Perhaps one of the most difficult aspects of parenting a student is watching your child struggle to fit in. A bad social fit is painful for both students and parents, but a bad educational fit is excruciating.
Square pegs don’t always reveal themselves before their education is underway. First grade in American-style schools may provide the first filtering of students into gifted, standard or remedial groups or labels. In Japan, square pegs may just stop going to school. Here in the United States, some square pegs find their niche in different educational environments, including private, charter, and Montessori schools.

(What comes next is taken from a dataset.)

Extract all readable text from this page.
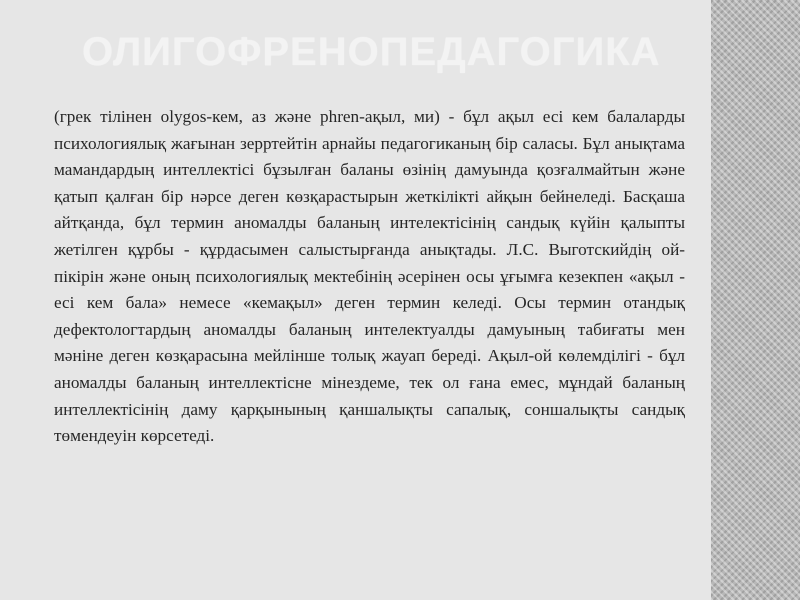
ОЛИГОФРЕНОПЕДАГОГИКА

(грек тілінен olygos-кем, аз және phren-ақыл, ми) - бұл ақыл есі кем балаларды психологиялық жағынан зерртейтін арнайы педагогиканың бір саласы. Бұл анықтама мамандардың интеллектісі бұзылған баланы өзінің дамуында қозғалмайтын және қатып қалған бір нәрсе деген көзқарастырын жеткілікті айқын бейнеледі. Басқаша айтқанда, бұл термин аномалды баланың интелектісінің сандық күйін қалыпты жетілген құрбы - құрдасымен салыстырғанда анықтады. Л.С. Выготскийдің ой-пікірін және оның психологиялық мектебінің әсерінен осы ұғымға кезекпен «ақыл - есі кем бала» немесе «кемақыл» деген термин келеді. Осы термин отандық дефектологтардың аномалды баланың интелектуалды дамуының табиғаты мен мәніне деген көзқарасына мейлінше толық жауап береді. Ақыл-ой көлемділігі - бұл аномалды баланың интеллектісне мінездеме, тек ол ғана емес, мұндай баланың интеллектісінің даму қарқынының қаншалықты сапалық, соншалықты сандық төмендеуін көрсетеді.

For Nala, first grade was the first time we realized she had her own way of learning. She remained in public schools and after six years of struggling to fit within the confines of her round hole, Nala begin finding ways to “square off” her environment, from the way she wore and wears the prescribed school uniform to walking out of class when a teacher ridiculed her answer (a learning experience for all of us).
Surprisingly, there are many flexible teachers in each grade in every public school Nala has attended and she often found herself in two or three of these courses each semester. These teachers find ways for square pegs to successfully participate in their classes and grade completed projects as a whole, even if the square pegs approach the project crab-wise (sideways) or by circling around it instead of tackling the project in the recommended linear fashion.
Ten years later, we are still trying to find her best educational fit. Instead of elementary classes, we’re searching for the right college environment: challenging but fluid, demanding accurate answers but encouraging different ways of arriving at those answers. Our square peg student scorns round holes, homogeneous environments, and the status quo. To tell the truth, I couldn’t be happier.